There’s some hot hedge-fund-titan-on-hedge-fund-titan action in the stock market today over the nutrition supplement company Herbalife. A few weeks after one well-known big shot—Bill Ackman—made an impressive and lengthy case for shorting the stock, another equally-well-known investor—Dan Loeb—has gone long.
Who will win? Our money is on the middle-aged, gray-haired Ivy League educated, activist hedge-fund manager with a long record of taking big stakes in large companies and high-profile charitable contributions.
Last month, Bill Ackman, the head of Pershing Square Capital, gave an 300-plus slide presentation at an investors' conference where he declared a short bet, worth nearly $1 billion, on Herbalife, the multilevel marketing nutritional supplement company. After disclosing his massive bet against the company, which began in May, 2012, Ackman called Herbalife a pyramid scheme in a CNBC interview.
Ackman’s core claim was that the distributors of Herbalife products got more money by selling to other distributors, whose end-sales they get a cut of, than from selling to consumers who actually use the products. Also, Ackman argued, Herbalife distributing wasn’t a good deal for the overwhelming majority of distributors, meaning the company would eventually collapse as it became clear that distributing the products was not a money-making proposition. He told Bloomberg News this Monday that “Once you realize that this is about promoting a business…it becomes very clear that it’s a pyramid scheme.”
The stock dropped more than 30 percent after Ackman disclosed his investment thesis, dropping from just over $40 on Dec. 19 to just under $25 on the morning of Dec. 24. Herbalife CEO Michael Johnson responded in a blustery interview, in which he threatened legal action against Ackman for stock manipulation. The company has promised that on Thursday it will rebut Ackman’s charges in a presentation to investors and analysts.
This morning, however, Herbalife received a giant vote of confidence, from Dan Loeb, the head of Third Point, who bought 8.9 million shares, an 8.24 percent stake in the company. On Jan. 3, when Third Point acquired its stake, Herbalife’s stock opened at $32.46, meaning Loeb’s fund spend somewhere in the neighborhood of $290 million on its buy. Ackman, in comparison, has disclosed that his short is worth upward of $1 billion. At the end of last year, two less prominent hedge-fund managers disclosed big long bets on Herbalife’s stock.
While it is common for hedge-funders to get in on the same side of a single big bet on a company, up or down, this type of public, fund-on-fund action is rather rare. It’s especially noteworthy because both Loeb and Ackman are not primarily known as short sellers —i.e. firms whose main strategy is to bet that a company’s value will fall. (Of course, one of Ackman’s most famous investment was a big bet in 2002 against the bond insurer MBIA.
Rather, both Loeb and Ackman are vocal value and activist investors. Ackman and Loeb tend to make large investments in big, well-known companies and then try to improve their performance once they become financially involved.

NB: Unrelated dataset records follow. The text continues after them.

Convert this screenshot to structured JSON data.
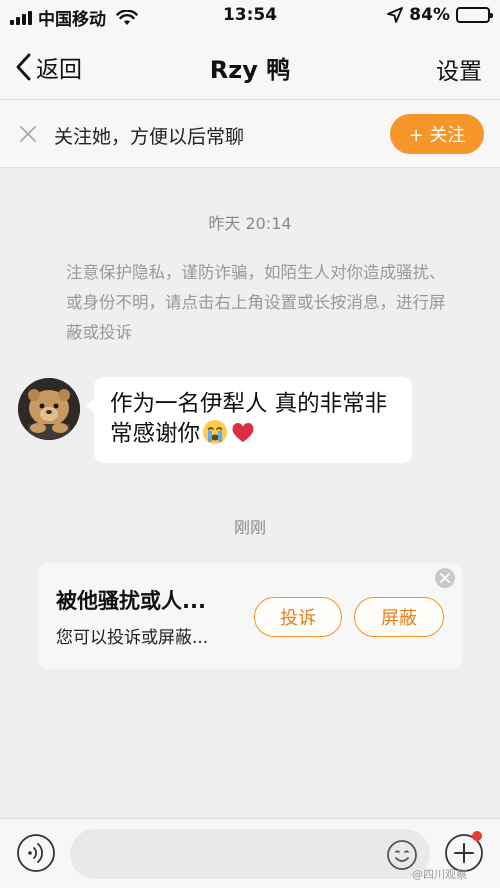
{
  "status_bar": {
    "carrier": "中国移动",
    "time": "13:54",
    "battery_percent": "84%",
    "battery_level": 0.84
  },
  "nav": {
    "back_label": "返回",
    "title": "Rzy 鸭",
    "settings_label": "设置"
  },
  "follow_banner": {
    "text": "关注她，方便以后常聊",
    "follow_button": "+ 关注"
  },
  "chat": {
    "timestamp_1": "昨天 20:14",
    "safety_notice": "注意保护隐私，谨防诈骗，如陌生人对你造成骚扰、或身份不明，请点击右上角设置或长按消息，进行屏蔽或投诉",
    "message_text": "作为一名伊犁人 真的非常非常感谢你",
    "message_emojis": [
      "crying-face",
      "red-heart"
    ],
    "timestamp_2": "刚刚"
  },
  "report_card": {
    "title": "被他骚扰或人...",
    "subtitle": "您可以投诉或屏蔽...",
    "report_button": "投诉",
    "block_button": "屏蔽"
  },
  "input_bar": {
    "placeholder": "",
    "value": ""
  },
  "watermark": "@四川观察",
  "colors": {
    "accent_orange": "#f5952a",
    "background": "#efefef",
    "notification_red": "#e63b2e"
  }
}
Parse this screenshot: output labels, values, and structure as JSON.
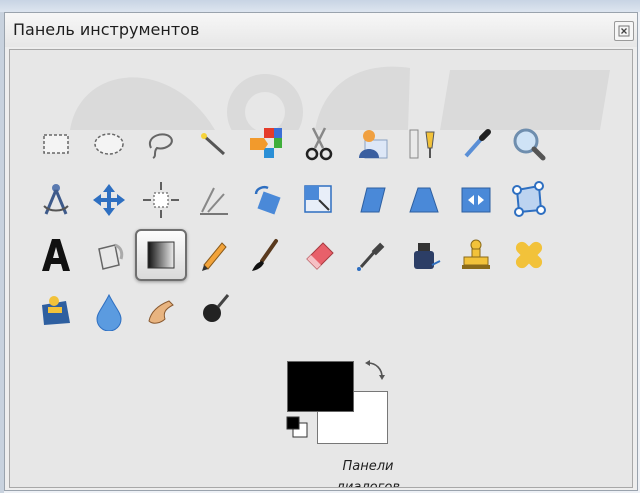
{
  "window": {
    "title": "Панель инструментов"
  },
  "tools": [
    {
      "name": "rect-select-tool-icon",
      "icon": "rect-select"
    },
    {
      "name": "ellipse-select-tool-icon",
      "icon": "ellipse-select"
    },
    {
      "name": "lasso-tool-icon",
      "icon": "lasso"
    },
    {
      "name": "fuzzy-select-tool-icon",
      "icon": "magic-wand"
    },
    {
      "name": "color-select-tool-icon",
      "icon": "color-select"
    },
    {
      "name": "scissors-tool-icon",
      "icon": "scissors"
    },
    {
      "name": "foreground-select-tool-icon",
      "icon": "foreground-select"
    },
    {
      "name": "paths-tool-icon",
      "icon": "paths"
    },
    {
      "name": "color-picker-tool-icon",
      "icon": "eyedropper"
    },
    {
      "name": "zoom-tool-icon",
      "icon": "magnifier"
    },
    {
      "name": "measure-tool-icon",
      "icon": "compass"
    },
    {
      "name": "move-tool-icon",
      "icon": "move"
    },
    {
      "name": "align-tool-icon",
      "icon": "align"
    },
    {
      "name": "crop-tool-icon",
      "icon": "crop"
    },
    {
      "name": "rotate-tool-icon",
      "icon": "rotate"
    },
    {
      "name": "scale-tool-icon",
      "icon": "scale"
    },
    {
      "name": "shear-tool-icon",
      "icon": "shear"
    },
    {
      "name": "perspective-tool-icon",
      "icon": "perspective"
    },
    {
      "name": "flip-tool-icon",
      "icon": "flip"
    },
    {
      "name": "cage-transform-tool-icon",
      "icon": "cage"
    },
    {
      "name": "text-tool-icon",
      "icon": "text"
    },
    {
      "name": "bucket-fill-tool-icon",
      "icon": "bucket"
    },
    {
      "name": "blend-tool-icon",
      "icon": "gradient",
      "active": true
    },
    {
      "name": "pencil-tool-icon",
      "icon": "pencil"
    },
    {
      "name": "paintbrush-tool-icon",
      "icon": "brush"
    },
    {
      "name": "eraser-tool-icon",
      "icon": "eraser"
    },
    {
      "name": "airbrush-tool-icon",
      "icon": "airbrush"
    },
    {
      "name": "ink-tool-icon",
      "icon": "ink"
    },
    {
      "name": "clone-tool-icon",
      "icon": "stamp"
    },
    {
      "name": "heal-tool-icon",
      "icon": "bandage"
    },
    {
      "name": "perspective-clone-tool-icon",
      "icon": "perspective-clone"
    },
    {
      "name": "blur-sharpen-tool-icon",
      "icon": "drop"
    },
    {
      "name": "smudge-tool-icon",
      "icon": "finger"
    },
    {
      "name": "dodge-burn-tool-icon",
      "icon": "dodge-burn"
    }
  ],
  "colors": {
    "foreground": "#000000",
    "background": "#ffffff",
    "active_border": "#6f6f6f"
  },
  "dialogs_label": "Панели диалогов"
}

In July, Ackman bought some $2 billion of Procter & Gamble stock. He’s also a board member of JCPenney, where he recruited Apple retail guru Ron Johnson to take over the company.
Where Ackman is actively, and positively, involved in the management of the companies he buys large stakes in, Loeb is famous for taking a slightly different tack. He buys large stakes in companies and then lambastes and embarrasses the current management in public until he gets his way, the CEO resigns, and he can more effectively influence the company from its board.
In a May 2012 letter that Loeb wrote to Yahoo’s then-CEO Scott Thompson, he accused Thompson of faking his biography, saying that Thompson actually had an accounting degree from Stonehill College when Thompson claimed to have a computer science degree. Thompson resigned 10 days later and Loeb was able to get three of his proposed nominees on Yahoo’s board, including himself. In a 2005 letter to the CEO of the technology vendor InterCept, Loeb said that John Collins and a board member, Glen Strum, “could potentially be tooling around in a luxurious business jet, possibly sipping Cristal Champagne cocktails at shareholder expense.” In that same letter, Loeb also said that “a substantial majority of the revenues” for one line of business “were derived from processing charges for adult pornography sites.”
Both Ackman and Loeb have acquired massive personal fortunes. They’re only five years apart (Ackman, 46, and Loeb, 51), and their adventures in the Manhattan real-estate market are themselves news stories. To a degree, they occupy similar space in the modern culture of Wall Street.
But in the case of Herbalife, they’re on opposite sides of a binary equation. Ackman is betting that the company’s structure is so fragile it will collapse under market or regulatory pressure; Loeb believes that Ackman’s efforts at running down the stock have left room for value investors. As this plays out, we shouldn’t expect any acid letters or nasty spats over the composition of the company’s board. Instead, just kick back and watch two of Manhattan’s most prominent hedge funders face off in gladiatorial battle. CNBC will keep score.